Consider the following causal diagram:

![image.png](attachment:image.png)

where $X$ represents choice of career (positive or negative), $W_1$ represents institution where one receives education (sufficient or insufficient), $W_2$ is the job attained after graduation (sufficient or insufficient), and $Y$ a person's debt (low or high).

The SCM is defined as follows:

In [20]:
x, w1, w2, y, ux, uw1, uw2, uy = sp.symbols('x w1 w2 y ux uw1 uw2 uy')

scm_5_8 = SymbolicSCM(
    f = {
        x: ux,
        w1: uw1,
        w2: uw2,
        y: (x & ~w1 & ~w2) | (~x & w1 & ~w2) | (~x & ~w1 & w2) | ~x
    },
    pu = {
        ux: .5,
        uw1: .3,
        uw2: .7,
        uy: .1
    }
)

Suppose the government is planning to lower people’s debt by partially paying off student loans. To do so, they want to assess the hypothetical situation where a
person chooses their career, institution, and job, but the cost generated by attending the institution
is set to the level of a low (or zero) cost program.
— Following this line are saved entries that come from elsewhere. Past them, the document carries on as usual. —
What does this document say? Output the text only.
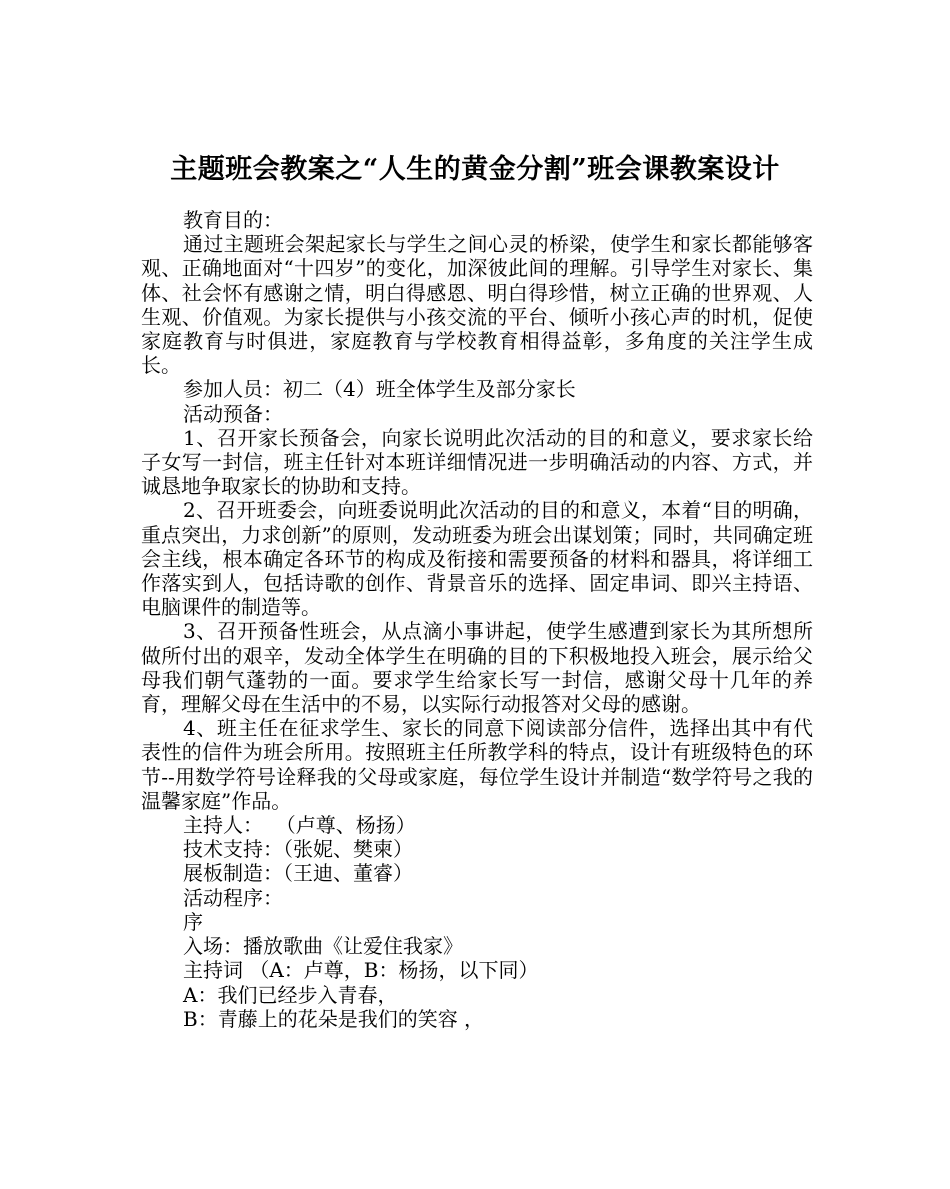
主题班会教案之“人生的黄金分割”班会课教案设计

教育目的：

通过主题班会架起家长与学生之间心灵的桥梁，使学生和家长都能够客观、正确地面对“十四岁”的变化，加深彼此间的理解。引导学生对家长、集体、社会怀有感谢之情，明白得感恩、明白得珍惜，树立正确的世界观、人生观、价值观。为家长提供与小孩交流的平台、倾听小孩心声的时机，促使家庭教育与时俱进，家庭教育与学校教育相得益彰，多角度的关注学生成长。

参加人员：初二（4）班全体学生及部分家长

活动预备：

1、召开家长预备会，向家长说明此次活动的目的和意义，要求家长给子女写一封信，班主任针对本班详细情况进一步明确活动的内容、方式，并诚恳地争取家长的协助和支持。

2、召开班委会，向班委说明此次活动的目的和意义，本着“目的明确，重点突出，力求创新”的原则，发动班委为班会出谋划策；同时，共同确定班会主线，根本确定各环节的构成及衔接和需要预备的材料和器具，将详细工作落实到人，包括诗歌的创作、背景音乐的选择、固定串词、即兴主持语、电脑课件的制造等。

3、召开预备性班会，从点滴小事讲起，使学生感遭到家长为其所想所做所付出的艰辛，发动全体学生在明确的目的下积极地投入班会，展示给父母我们朝气蓬勃的一面。要求学生给家长写一封信，感谢父母十几年的养育，理解父母在生活中的不易，以实际行动报答对父母的感谢。

4、班主任在征求学生、家长的同意下阅读部分信件，选择出其中有代表性的信件为班会所用。按照班主任所教学科的特点，设计有班级特色的环节--用数学符号诠释我的父母或家庭，每位学生设计并制造“数学符号之我的温馨家庭”作品。

主持人：  （卢尊、杨扬）

技术支持：（张妮、樊柬）

展板制造：（王迪、董睿）

活动程序：

序

入场：播放歌曲《让爱住我家》

主持词 （A：卢尊，B：杨扬，以下同）

A：我们已经步入青春，

B：青藤上的花朵是我们的笑容 ，
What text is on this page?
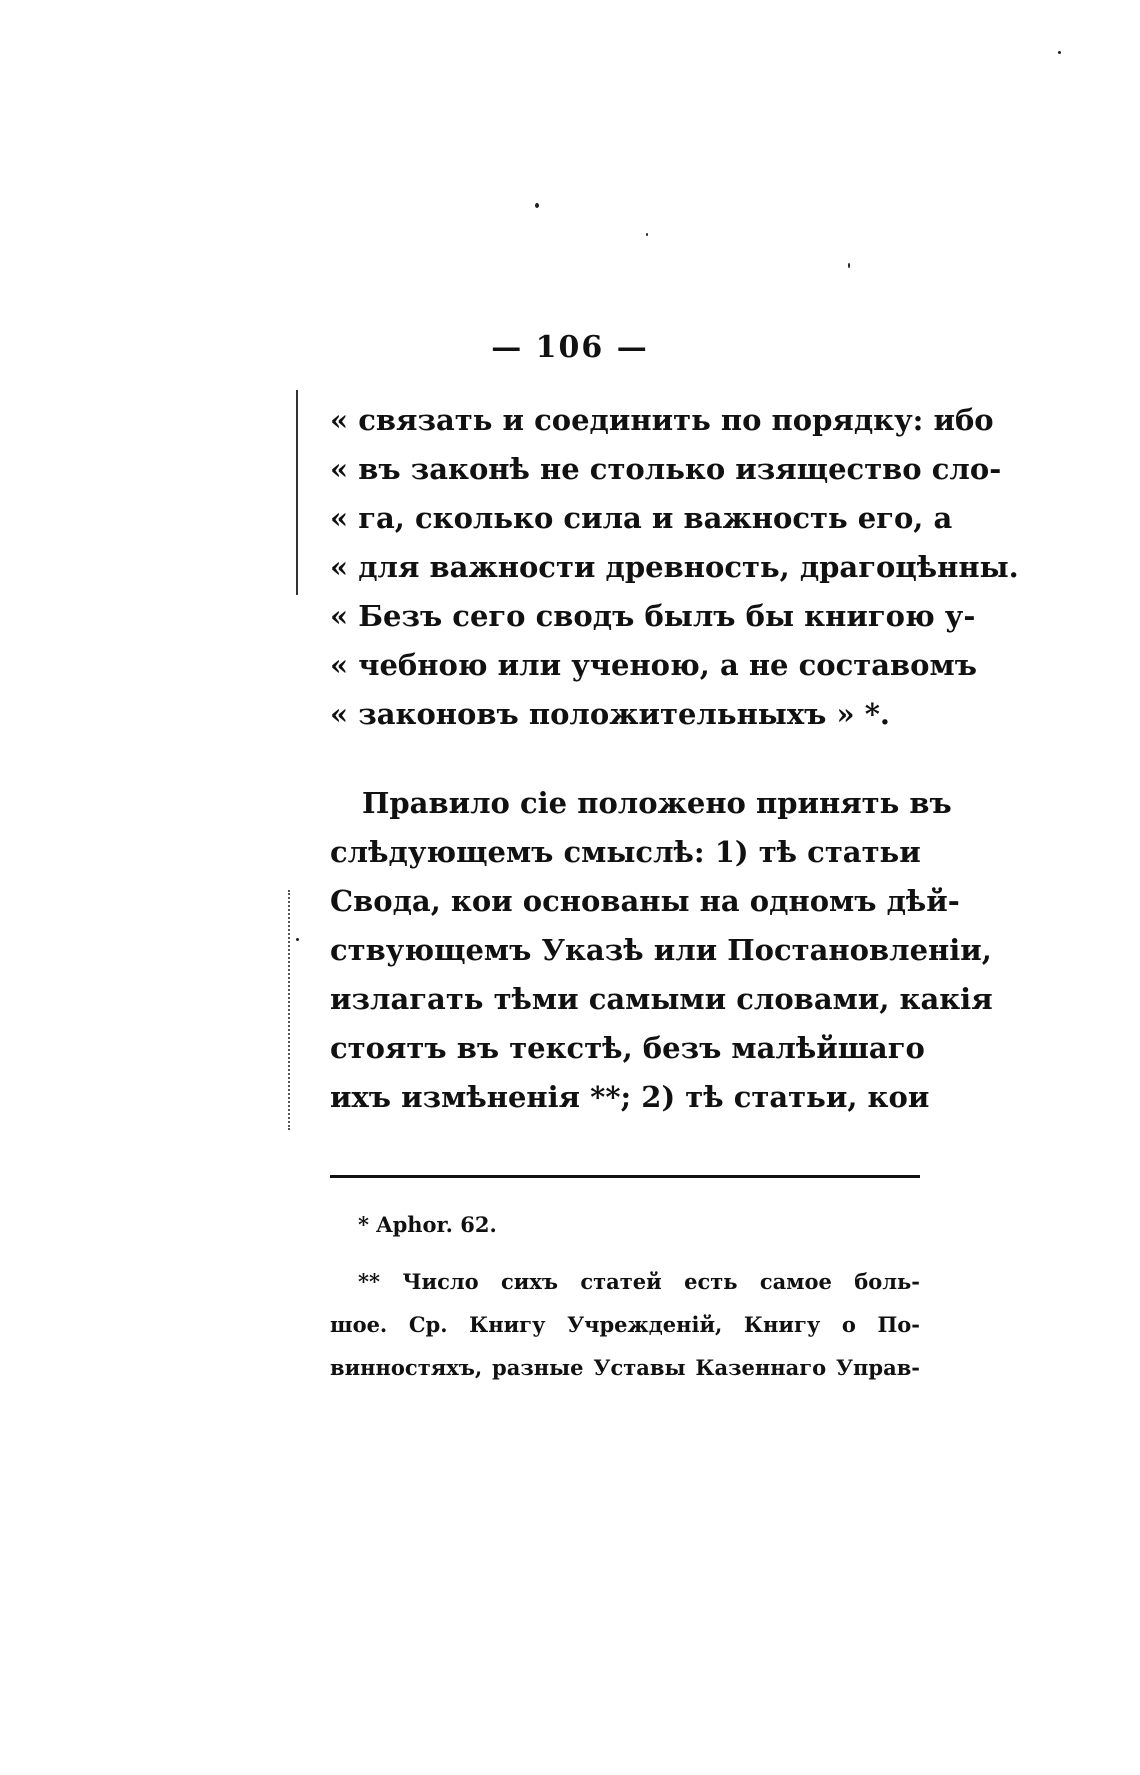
— 106 —
« связать и соединить по порядку: ибо
« въ законѣ не столько изящество сло-
« га, сколько сила и важность его, а
« для важности древность, драгоцѣнны.
« Безъ сего сводъ былъ бы книгою у-
« чебною или ученою, а не составомъ
« законовъ положительныхъ » *.
Правило сіе положено принять въ
слѣдующемъ смыслѣ: 1) тѣ статьи
Свода, кои основаны на одномъ дѣй-
ствующемъ Указѣ или Постановленіи,
излагать тѣми самыми словами, какія
стоятъ въ текстѣ, безъ малѣйшаго
ихъ измѣненія **; 2) тѣ статьи, кои
* Aphor. 62.
** Число сихъ статей есть самое боль-
шое. Ср. Книгу Учрежденій, Книгу о По-
винностяхъ, разные Уставы Казеннаго Управ-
In graphical terms, this is to assess the effect of
the path $X \rightarrow W_1 \rightarrow Y$.

This path-specific effect can be written as the following counterfactual:

$$P(Y_{X,W_2,W_{1[x']}}) = P(Y_{W_{1[x']}})$$

In [21]:
w_x1 = scm_5_8.do({x:1}).v.w1

y_wx1 = scm_5_8.do({w1:w_x1}).v.y

scm_5_8.query({y_wx1:1})

0.6049999999999999

This captures the path-specific event probability of low debt ($Y=1$) as controlled by sufficient education ($W=1$) having been intervened with a positive career choice ($do(X=1)$). Since $X$ and $W_2$ take on their natural values, they are not considered in the evaluation of the counterfactual world.